A new study has revealed that gene editing tool, CRISPR-Cas9, can actually cause 100 times more damage than what was initially observed.
Short for Clustered Regularly Interspaced Short Palindromic Repeats, CRISPR is basically a molecular pair of scissors which can cut two strands (or bases) of DNA at a specific location in the genome and then either remove or insert additional DNA. This can have a number of medical applications and can cure most genetic diseases like sickle cell anaemia by deleting the genome altogether.
The study, conducted by researchers at the Wellcome Sanger Institute, showed that CRISPR could produce insertions and deletions (or indels) to the tune of thousands of bases. This would affect neighbouring genes and interfere with normal genetic operations.
Researchers clarify that the technology itself cannot be blamed; a sloppy repair job by the cell is what can cause this problem.

After CRISPR snips the genome, the cell will try and repair the ‘damage’ but it does not know where certain DNA bits are supposed to go. The cell may accidentally cut and paste hundreds or even thousands of base pairs that were not there to begin with.

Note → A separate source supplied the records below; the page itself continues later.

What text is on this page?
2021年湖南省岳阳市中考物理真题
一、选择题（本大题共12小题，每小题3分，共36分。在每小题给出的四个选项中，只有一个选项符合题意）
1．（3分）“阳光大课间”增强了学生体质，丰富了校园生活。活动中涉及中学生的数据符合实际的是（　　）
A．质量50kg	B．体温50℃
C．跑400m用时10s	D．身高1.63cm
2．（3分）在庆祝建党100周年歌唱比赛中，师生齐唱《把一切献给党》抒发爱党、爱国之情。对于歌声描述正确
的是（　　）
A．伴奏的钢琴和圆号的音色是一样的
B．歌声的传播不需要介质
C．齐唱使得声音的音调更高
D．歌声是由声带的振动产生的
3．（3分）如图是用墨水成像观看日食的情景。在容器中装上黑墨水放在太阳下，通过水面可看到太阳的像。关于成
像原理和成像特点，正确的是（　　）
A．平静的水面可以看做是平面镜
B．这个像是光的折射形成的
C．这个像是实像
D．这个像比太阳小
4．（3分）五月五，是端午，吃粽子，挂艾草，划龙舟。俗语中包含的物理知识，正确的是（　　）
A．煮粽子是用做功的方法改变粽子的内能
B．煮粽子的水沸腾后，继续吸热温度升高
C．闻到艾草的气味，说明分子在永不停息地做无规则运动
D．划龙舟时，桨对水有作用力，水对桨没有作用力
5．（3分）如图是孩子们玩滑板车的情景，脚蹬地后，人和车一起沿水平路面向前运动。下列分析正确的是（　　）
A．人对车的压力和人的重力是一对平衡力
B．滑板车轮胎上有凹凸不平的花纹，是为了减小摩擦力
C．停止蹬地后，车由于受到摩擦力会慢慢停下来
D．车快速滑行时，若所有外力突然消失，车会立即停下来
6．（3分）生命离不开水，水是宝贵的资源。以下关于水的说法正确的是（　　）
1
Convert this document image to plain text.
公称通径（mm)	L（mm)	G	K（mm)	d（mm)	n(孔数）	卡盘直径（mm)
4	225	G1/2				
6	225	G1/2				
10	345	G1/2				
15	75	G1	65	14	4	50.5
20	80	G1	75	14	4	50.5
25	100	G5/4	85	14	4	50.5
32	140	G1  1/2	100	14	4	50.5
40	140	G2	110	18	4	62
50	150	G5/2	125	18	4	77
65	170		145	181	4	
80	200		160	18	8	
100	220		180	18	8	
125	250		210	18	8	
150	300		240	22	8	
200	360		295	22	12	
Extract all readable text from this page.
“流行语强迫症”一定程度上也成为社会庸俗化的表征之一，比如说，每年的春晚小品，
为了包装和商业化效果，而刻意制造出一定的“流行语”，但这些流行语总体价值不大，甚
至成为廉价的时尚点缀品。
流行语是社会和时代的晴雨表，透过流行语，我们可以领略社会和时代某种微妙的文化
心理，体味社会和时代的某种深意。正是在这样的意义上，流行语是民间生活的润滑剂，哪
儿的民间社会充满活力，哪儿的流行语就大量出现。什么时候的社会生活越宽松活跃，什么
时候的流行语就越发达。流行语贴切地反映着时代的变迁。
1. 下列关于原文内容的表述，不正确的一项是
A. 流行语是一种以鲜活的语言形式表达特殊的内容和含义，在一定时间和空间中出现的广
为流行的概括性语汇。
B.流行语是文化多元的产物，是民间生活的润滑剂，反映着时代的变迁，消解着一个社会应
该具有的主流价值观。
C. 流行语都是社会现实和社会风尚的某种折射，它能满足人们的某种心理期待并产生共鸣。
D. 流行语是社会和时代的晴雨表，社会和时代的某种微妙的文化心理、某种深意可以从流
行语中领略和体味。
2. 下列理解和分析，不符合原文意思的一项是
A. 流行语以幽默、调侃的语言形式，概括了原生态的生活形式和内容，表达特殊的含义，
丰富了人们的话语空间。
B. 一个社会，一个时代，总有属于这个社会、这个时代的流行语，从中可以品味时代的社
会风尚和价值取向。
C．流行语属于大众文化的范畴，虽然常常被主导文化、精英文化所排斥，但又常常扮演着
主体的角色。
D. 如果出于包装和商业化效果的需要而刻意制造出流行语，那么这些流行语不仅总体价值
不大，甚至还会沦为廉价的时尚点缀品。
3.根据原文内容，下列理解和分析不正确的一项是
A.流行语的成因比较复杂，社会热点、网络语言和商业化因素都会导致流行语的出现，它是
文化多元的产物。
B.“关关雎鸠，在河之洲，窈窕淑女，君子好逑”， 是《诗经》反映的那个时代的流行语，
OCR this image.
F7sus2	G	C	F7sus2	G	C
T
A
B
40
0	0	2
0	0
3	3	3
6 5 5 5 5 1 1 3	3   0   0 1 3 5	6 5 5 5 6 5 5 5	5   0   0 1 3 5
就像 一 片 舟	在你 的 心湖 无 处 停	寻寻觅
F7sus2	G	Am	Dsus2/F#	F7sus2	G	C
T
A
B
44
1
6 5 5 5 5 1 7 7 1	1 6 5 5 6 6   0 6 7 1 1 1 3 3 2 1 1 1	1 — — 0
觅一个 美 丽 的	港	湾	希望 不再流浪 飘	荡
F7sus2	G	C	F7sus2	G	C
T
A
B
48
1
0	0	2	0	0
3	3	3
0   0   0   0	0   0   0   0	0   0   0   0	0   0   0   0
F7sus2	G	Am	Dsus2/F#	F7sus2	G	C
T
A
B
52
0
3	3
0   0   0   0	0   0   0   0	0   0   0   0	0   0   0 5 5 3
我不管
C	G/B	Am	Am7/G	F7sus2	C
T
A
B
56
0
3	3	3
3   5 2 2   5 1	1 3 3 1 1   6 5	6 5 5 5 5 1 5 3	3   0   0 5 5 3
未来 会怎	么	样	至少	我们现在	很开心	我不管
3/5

Fortunately, the damage only seems to occur when CRISPR initially snips, leaving the cell open to try and repair the sequence.
The study explains that this type of damage may have gone unnoticed by previous research due to the fact that it never allowed that kind of damage to occur. Previous studies used several copies of the same sequence to test CRISPR’s mettle, so the possibility of damaging thousands of base pairs was mostly absent. It is only when longer and more varied strands of DNA are involved that these high-volume indels can occur.
This does not mean that the technology should be scrapped but the clinical repercussions of any possible damage should be explored and accounted for. However, there is a possibility that this discovery could put CRISPR temporarily on ice.
In 2012, biochemist Jennifer Doudna and microbiologist Emmanuelle Charpentier were the first to propose that the CRISPR-Cas9 tool could be programmed for genetic editing. That proposal is now considered as one of biology’s most important moments.